RENNIX: “Then I abandoned all that” is always the beginning of a legal career.

ABRAHAM: What a sad bunch of wannabe scientists with dreams abandoned.

RENNIX: What happens to a dream deferred, does it dry up like a raisin in the sun or does it transmute into a JD overnight?

CATE ROOT (ADMINISTRATIVE MAVEN): When I was little I would’ve said I wanted to be Barbie or a princess. I wanted a title without responsibilities.

ABRAHAM: The wisest of the CA children.

BEE: #wife

ROOT: Being a wife without a husband is clutch.

BEE: Top job.

ELI MASSEY (BUSINESS MANAGER): When I was younger I thought maybe I’d be a rabbi or a lawyer, but then from fifth grade all the way up until college—when I studied at a conservatory—I thought I’d be a musician.
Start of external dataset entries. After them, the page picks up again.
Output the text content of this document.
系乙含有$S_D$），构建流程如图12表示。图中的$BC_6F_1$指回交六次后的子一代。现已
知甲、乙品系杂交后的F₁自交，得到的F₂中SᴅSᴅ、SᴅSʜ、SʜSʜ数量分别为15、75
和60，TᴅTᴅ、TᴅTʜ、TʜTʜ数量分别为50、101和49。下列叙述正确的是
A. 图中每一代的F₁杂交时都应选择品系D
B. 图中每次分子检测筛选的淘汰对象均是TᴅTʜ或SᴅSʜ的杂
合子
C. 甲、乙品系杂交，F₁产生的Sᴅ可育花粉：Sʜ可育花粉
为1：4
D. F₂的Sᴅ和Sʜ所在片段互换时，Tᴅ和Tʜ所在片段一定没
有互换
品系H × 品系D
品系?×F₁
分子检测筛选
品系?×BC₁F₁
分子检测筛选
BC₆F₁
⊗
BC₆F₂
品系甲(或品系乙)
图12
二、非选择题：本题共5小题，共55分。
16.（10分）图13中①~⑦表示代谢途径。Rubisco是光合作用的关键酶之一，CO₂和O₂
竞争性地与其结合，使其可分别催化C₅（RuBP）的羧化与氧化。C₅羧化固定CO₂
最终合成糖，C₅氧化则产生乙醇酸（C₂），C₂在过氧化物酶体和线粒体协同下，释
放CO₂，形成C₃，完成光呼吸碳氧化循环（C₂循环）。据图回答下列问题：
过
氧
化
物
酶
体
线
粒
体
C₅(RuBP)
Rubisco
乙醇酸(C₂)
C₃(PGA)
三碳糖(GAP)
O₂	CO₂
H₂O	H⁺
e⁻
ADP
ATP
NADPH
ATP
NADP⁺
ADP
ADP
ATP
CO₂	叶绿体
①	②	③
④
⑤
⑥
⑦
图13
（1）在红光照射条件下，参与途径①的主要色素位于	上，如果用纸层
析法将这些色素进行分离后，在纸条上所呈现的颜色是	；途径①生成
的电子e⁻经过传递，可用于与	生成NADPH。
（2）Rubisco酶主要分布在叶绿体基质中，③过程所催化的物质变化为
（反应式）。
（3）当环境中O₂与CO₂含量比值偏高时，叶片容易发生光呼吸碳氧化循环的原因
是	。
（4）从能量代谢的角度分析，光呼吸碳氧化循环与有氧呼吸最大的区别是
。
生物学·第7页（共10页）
NATHAN J. ROBINSON (EDITOR-IN-CHIEF):  I wanted so badly to be an architect. In 2nd grade I collected all these books of house blueprints and started drawing my own blueprints. I have a giant binder full of them. They’re absurd, I was an absolute obsessive. I put sizes for all the rooms but I had trouble calculating the overall square footage so all the plans have little notes from my mom where she added the square footage. Looking back, what’s remarkable is how boring they were. I wasn’t designing castles, I was designing very staid Florida single-family houses. I can’t think why this so fascinated me. Anyway, after that I wanted to be a film director and wrote a bunch of scripts before finally resigning myself to being a lawyer. 

GOLD: That’s right folks: Nathan was a baby Howard Roark. Thanks for joining us!